Yasmin Davis | Daily Trojan

This past weekend, USC’s crosstown rival UCLA hosted a national conference for the Students for Justice in Palestine. Established in 2010, the organization advocates for the rights of Palestinians living in Israel, with over 200 chapters on college campuses in the United States.

When the conference was announced in August, objections were made. Especially in the weeks leading up to the event, with the horrific anti-Semitic shooting in Pittsburgh, calls to shut it down increased. However, calling for the suppression of Palestinian voices is wrong because of one simple reason: free speech.

This column is not an endorsement of SJP’s message. As an Israeli-born American citizen, I condemn SJP for skewing facts about how my home country handles policy toward Palestinians. I condemn their refusal to acknowledge the terrorist acts Palestinians in Gaza engage in, especially when Hamas fired over 400 rockets in less than a day at Israeli citizens last week.

But I cannot take away this group’s right to speak simply because I disagree with its message or distortion of information. USC professor Dan Schnur put it best at a talk he gave last week: “You don’t have to love what the First Amendment empowers to love the First Amendment.”

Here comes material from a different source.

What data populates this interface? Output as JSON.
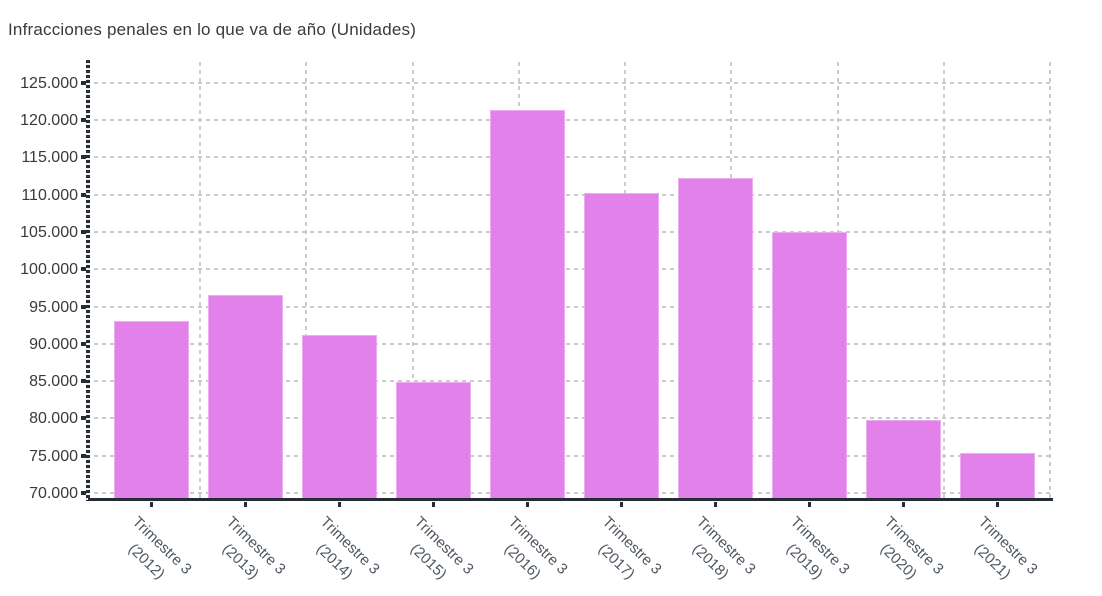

So long as the SJP message is within the bounds of the law, I cannot advocate for the suppression of their speech.

Here’s what I can do — diminish this speech’s value. When I was in high school, I listened to a talk by Holocaust survivor Ben Stern. In 1978, American neo-Nazis planned a march in Skokie, Illinois, the American city with the most Jews per capita at the time. Then, Stern decided he would not let their voices go uncontested. Because the government could not suppress the neo-Nazi march (the American Civil Liberties Union defended the neo-Nazi group’s right to march), Stern gathered signatures, wrote articles for the Chicago Tribune and brought attention to the hate march by coordinating a counter-protest. Despite countless threats to Stern and his family, he persisted. And thanks to Stern’s efforts, the neo-Nazis canceled the march of their own volition.

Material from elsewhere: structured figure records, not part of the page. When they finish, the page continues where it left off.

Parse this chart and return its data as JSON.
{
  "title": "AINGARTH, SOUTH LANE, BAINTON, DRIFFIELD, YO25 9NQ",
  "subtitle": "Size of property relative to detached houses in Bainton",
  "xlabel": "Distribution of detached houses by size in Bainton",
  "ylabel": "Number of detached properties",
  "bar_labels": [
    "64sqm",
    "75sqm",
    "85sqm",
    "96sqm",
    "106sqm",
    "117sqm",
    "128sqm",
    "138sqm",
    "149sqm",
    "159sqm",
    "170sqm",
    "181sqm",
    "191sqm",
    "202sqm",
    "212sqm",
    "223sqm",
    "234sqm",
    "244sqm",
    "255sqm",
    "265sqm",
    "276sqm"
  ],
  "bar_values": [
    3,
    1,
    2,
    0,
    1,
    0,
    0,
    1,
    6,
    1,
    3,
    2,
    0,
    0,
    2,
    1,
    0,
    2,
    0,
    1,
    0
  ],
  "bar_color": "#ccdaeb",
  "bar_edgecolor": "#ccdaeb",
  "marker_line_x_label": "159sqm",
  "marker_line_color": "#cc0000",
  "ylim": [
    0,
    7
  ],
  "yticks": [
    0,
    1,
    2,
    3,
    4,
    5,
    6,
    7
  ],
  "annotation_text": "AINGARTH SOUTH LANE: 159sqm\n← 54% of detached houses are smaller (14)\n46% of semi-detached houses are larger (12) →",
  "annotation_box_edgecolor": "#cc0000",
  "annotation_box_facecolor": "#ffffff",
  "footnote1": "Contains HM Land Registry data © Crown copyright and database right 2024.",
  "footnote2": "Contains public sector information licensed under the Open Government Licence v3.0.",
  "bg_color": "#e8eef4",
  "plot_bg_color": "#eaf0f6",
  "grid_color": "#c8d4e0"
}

I’m here to advocate against SJP’s message, fight the group’s positions on their merits, debate its leaders and defeat it intellectually and factually. I believe that preventing the organization from meeting is an act of cowardice; I am not afraid of them meeting, so long as I can challenge their positions.

But, I want to ask SJP to extend the same courtesy to me when I want to host events contrary to their interests. When I want to hear from a speaker who may offend their members’ views, I ask them not to advocate for that speaker to be silenced.

Historically, SJP members haven’t extended their challengers that courtesy. They interrupted the speeches of a former Israeli Prime Minister at the University of Chicago in 2009, an Israeli ambassador at UC Irvine in 2010, a Jewish philosophy professor at University of Minnesota Twin Cities in 2015, the mayor of Jerusalem at San Francisco State University in 2016 and an Israeli soldier in Australia in 2015.

SJP has disrupted two pro-Israel events at UC Irvine this year and they have reportedly spit on and physically assaulted students at Stanford, Loyola University Chicago and Cornell in previous incidents. This is far from civil discourse.

Despite this group’s notorious history, I stand for its right to host an uninterrupted event and will condemn anyone who stops them from hosting the event.

I hope SJP remembers this column and appreciates the fact that some Americans object to their opinions but welcome their speech — despite their wholehearted disagreement and the organization’s history of neglecting its adversaries’ free speech rights. I hope SJP knows that there are some people out there who abide by Voltaire’s mantra, “I disapprove of what you say, but will fight to death for your right to say it.”

Most importantly, I expect SJP to treat adversaries with the same respect and appreciate opponents’ rights just the same.

Shauli Bar-On is a sophomore majoring in political science. His column, “The Bar-On Brief,” ran every other Tuesday.